A multiplexed, sensitive and specific detection method is highly desirable for the simultaneous detection of several pathogenic bacteria and bio-toxins. In our previous work, multicolor upconversion nanoparticles (UCNPs) via doping with various rare-earth ions to obtain well-separated emission peaks by means of a solvothermal method were synthesized and were successfully applied as luminescence labels in the detection of three pathogenic bacteria. One of the basic achievements of our group has been to establish that the key to increasing the number of simultaneous detection components is the preparation of more UCNPs, the emission peaks of which can be distinguished from each other. According to this vision, NaYF4:Yb0.2, Tm0.02 UCNPs were obtained via a thermal-decomposition protocol, which has a main near-infrared (NIR) UC emission at 804nm under 980nm excitation. The emission peak at 804nm was well-separated from the emission peaks of UCNPs we have reported at 477nm, 542nm, and 660nm. It means both the excitation and the emission of NaYF4:Yb0.2, Tm0.02 UCNPs are located in the NIR spectral range (NIR-to-NIR UC emission), the so-called biological window. This result establishes the basis of achieving simultaneous detection of four components. To confirm the analytical performance of this NaYF4:Yb0.2, Tm0.02 UCNPs, a novel near-infrared magnetic aptasensor for the detection of Ochratoxin A (OTA) was developed using the OTA aptamer-conjugated near-infrared upconversion nanoparticles (apt-UCNPs) and the complementary oligonucleotide-modified magnetic nanoparticles (cDNA-MNPs). The apt-UCNPs and cDNA-MNPs were hybridized to form a poly-network structure of MNP-UCNP nanocomposites. When the target OTA was introduced, the aptamer combined with the priority target and the cDNA-MNPs were replaced. The proposed method achieved a linear range between 0.01 and 100ngmL(-1), with a detection limit as low as 0.005ngmL(-1). Then, we successfully applied this method to measure Ochratoxin A (OTA) in beer samples and the results demonstrated that the method possessed a high sensitivity and good selectivity for the determination of OTA and thus is applicable to the determination of OTA in beer samples. This satisfying result shows that the NaYF4:Yb0.2, Tm0.02 UCNPs we synthesized has a great prospect in multiplexed simultaneous detection.

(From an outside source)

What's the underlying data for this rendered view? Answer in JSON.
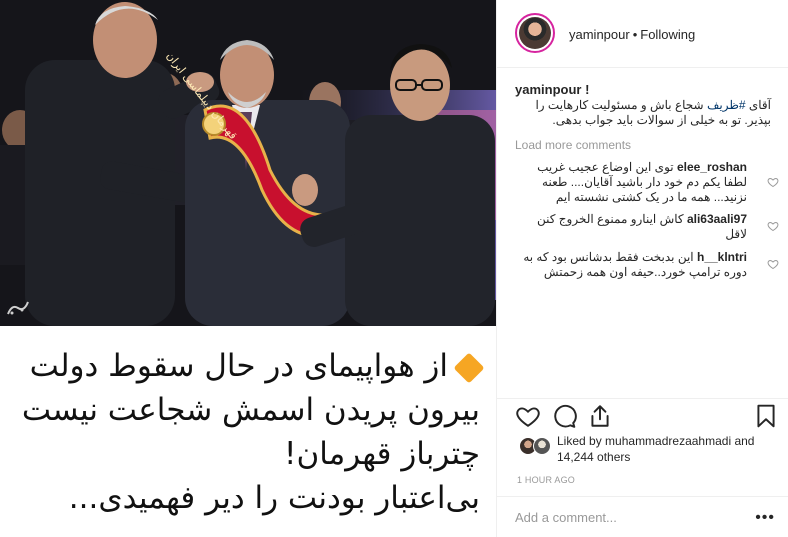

一种多路复用、敏感且特异的检测方法对于同时检测多种病原体和生物毒素非常理想。在我们之前的工作中,通过使用溶剂热法掺杂各种稀土离子来合成具有良好分离发射峰的多色上转换纳米粒子(UCNPs),并成功地将其用作三种病原体检测的荧光标记物。我们小组的一项基本成果是,增加同时检测组件数量的关键是制备更多的 UCNPs,这些 UCNPs 的发射峰可以彼此区分。根据这一设想,通过热分解法获得了 NaYF4:Yb0.2,Tm0.02 UCNPs,在 980nm 激发下,其具有主要的近红外(NIR)上转换发射峰在 804nm。804nm 的发射峰与我们之前在 477nm、542nm 和 660nm 处报道的 UCNPs 的发射峰很好地分离。这意味着 NaYF4:Yb0.2,Tm0.02 UCNPs 的激发和发射都位于近红外光谱范围内(近红外到近红外上转换发射),即所谓的生物窗口。这一结果为实现同时检测四个组件奠定了基础。为了证实这种 NaYF4:Yb0.2,Tm0.02 UCNPs 的分析性能,我们开发了一种新型近红外磁性适体传感器,用于检测赭曲霉毒素 A(OTA),该传感器使用 OTA 适体偶联的近红外上转换纳米粒子(apt-UCNPs)和互补寡核苷酸修饰的磁性纳米粒子(cDNA-MNPs)。apt-UCNPs 和 cDNA-MNPs 杂交形成 MNPUCNP 纳米复合材料的多网络结构。当引入目标 OTA 时,适体与优先目标结合,并用 cDNA-MNPs 取代。该方法在 0.01 至 100ngmL(-1) 之间呈现线性范围,检测限低至 0.005ngmL(-1)。然后,我们成功地将该方法应用于测量啤酒样品中的赭曲霉毒素 A(OTA),结果表明该方法对 OTA 的测定具有很高的灵敏度和良好的选择性,因此适用于啤酒样品中 OTA 的测定。令人满意的结果表明,我们合成的 NaYF4:Yb0.2,Tm0.02 UCNPs 在多路复用同时检测方面具有广阔的前景。